Anonymous Online Offenders – Presumption of Innocence or Presumption of Guilt? A Comparative Analysis between the Evidence Act 1950 and the Islamic Criminal Law

Nazli Ismail Nawang, Mohd Lotpi Mohd Yusob, Aminuddin Mustaffa

Abstract

Anonymity is perhaps the most valued feature of the Internet as its users are able to conceal their true identities or assume pseudonyms in the cyber world. Anonymity may be good for freedom of speech as any speakers could freely express their thoughts without the fear of being identified (though not impossible). Unfortunately, anonymity poses great challenges to law enforcement agencies as they would face difficulty in tracing cyber offenders. For that reason, the Malaysian Parliament has passed a new section 114A of the Evidence Act 1950 that has the effect of shifting the burden of proof on the alleged offenders to prove his innocence. This provision seems to be in contrast with the legal maxim of ‘semper necessitas probandi incumbit ei qui agit’ which means ‘he who asserts must prove’. This same principle has also been adopted in Islamic criminal law as the Islamic legal maxim has explicitly stated that ‘the onus of proof is upon the claimant, and the taking of an oath is upon him who denies’. As such, this paper attempts to scrutinise the approach that has been adopted by judges in interpreting and applying this new law. Further, a comparative analysis with Islamic criminal law will be made in order to ascertain whether such principle could be applied in certain cases since cyber criminals are hardly traceable or identifiable.

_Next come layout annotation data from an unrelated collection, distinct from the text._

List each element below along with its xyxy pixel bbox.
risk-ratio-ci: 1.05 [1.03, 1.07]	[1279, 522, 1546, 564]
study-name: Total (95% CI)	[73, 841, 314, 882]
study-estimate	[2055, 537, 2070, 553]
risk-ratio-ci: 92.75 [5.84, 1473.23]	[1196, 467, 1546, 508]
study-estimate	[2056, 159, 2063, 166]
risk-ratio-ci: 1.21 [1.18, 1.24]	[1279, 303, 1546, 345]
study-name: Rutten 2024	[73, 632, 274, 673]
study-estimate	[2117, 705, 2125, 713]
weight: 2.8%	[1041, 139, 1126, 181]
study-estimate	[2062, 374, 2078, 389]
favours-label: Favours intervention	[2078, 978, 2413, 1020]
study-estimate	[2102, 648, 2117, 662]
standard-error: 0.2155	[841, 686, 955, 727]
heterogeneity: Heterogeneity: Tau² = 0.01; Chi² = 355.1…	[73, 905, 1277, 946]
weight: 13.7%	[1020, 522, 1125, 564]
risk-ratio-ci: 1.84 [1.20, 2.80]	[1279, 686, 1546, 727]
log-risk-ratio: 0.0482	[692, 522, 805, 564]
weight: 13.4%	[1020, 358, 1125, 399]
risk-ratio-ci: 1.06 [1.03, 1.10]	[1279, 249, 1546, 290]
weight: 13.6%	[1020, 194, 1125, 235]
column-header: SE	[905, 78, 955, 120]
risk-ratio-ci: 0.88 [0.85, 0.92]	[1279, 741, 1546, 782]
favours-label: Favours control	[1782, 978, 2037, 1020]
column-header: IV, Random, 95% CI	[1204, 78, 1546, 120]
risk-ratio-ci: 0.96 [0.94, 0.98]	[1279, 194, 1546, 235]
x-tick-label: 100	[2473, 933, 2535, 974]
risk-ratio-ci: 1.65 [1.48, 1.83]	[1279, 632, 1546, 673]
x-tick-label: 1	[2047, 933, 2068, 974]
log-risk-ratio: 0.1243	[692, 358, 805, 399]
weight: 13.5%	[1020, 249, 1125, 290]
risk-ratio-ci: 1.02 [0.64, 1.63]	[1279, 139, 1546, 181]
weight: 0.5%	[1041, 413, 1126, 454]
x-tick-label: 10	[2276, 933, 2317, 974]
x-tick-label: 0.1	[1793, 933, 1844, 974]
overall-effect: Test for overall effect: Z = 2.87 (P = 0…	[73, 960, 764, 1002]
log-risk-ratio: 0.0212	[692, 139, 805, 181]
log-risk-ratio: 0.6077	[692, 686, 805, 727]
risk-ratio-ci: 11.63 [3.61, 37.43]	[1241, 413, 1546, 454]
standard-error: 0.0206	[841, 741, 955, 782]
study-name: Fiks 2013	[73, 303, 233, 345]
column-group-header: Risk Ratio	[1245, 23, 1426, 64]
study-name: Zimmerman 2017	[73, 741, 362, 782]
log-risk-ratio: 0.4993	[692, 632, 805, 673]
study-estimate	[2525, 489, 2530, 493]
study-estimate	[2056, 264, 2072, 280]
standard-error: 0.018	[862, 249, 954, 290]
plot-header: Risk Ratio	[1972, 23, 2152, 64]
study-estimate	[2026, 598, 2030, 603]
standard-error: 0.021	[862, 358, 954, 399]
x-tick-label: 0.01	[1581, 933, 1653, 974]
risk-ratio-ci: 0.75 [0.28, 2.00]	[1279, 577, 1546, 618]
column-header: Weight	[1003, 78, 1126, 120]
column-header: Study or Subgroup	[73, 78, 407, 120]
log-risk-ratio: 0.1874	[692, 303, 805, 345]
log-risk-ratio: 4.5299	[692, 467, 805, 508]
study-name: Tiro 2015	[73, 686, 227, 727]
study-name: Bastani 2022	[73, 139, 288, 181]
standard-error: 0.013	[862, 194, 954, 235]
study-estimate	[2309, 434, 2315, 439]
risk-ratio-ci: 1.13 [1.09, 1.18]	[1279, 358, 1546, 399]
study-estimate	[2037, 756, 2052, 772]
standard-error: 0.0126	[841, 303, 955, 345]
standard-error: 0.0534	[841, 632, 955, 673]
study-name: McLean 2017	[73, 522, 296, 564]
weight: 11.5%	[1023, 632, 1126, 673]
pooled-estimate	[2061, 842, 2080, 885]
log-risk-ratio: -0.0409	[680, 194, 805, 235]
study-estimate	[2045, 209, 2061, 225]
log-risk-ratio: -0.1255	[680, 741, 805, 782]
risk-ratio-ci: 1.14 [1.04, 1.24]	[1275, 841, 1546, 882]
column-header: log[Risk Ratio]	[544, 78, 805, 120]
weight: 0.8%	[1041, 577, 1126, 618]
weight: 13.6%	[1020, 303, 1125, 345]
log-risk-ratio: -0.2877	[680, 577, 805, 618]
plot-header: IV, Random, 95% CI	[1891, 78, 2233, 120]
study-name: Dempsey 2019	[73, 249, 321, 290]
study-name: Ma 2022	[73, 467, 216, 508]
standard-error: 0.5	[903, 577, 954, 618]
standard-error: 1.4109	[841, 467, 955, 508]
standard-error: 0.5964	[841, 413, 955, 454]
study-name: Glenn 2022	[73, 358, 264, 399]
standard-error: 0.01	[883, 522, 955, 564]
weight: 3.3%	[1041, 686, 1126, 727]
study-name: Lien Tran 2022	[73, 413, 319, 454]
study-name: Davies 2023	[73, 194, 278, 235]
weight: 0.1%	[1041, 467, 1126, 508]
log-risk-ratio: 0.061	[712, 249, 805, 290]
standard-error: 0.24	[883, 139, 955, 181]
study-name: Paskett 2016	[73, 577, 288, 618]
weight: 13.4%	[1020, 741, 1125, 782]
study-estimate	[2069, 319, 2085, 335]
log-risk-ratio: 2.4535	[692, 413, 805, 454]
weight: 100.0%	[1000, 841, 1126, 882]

The study is largely based on doctrinal research as it is primarily concerned with the review of relevant decided cases and statutory provisions as well as text books, journal articles and seminar papers. To sum up, it is submitted that the new law does not amount to an automatic presumption of guilt as the prosecutors are still required to prove the existence of relevant basic facts before the accused is mandated to prove his innocence.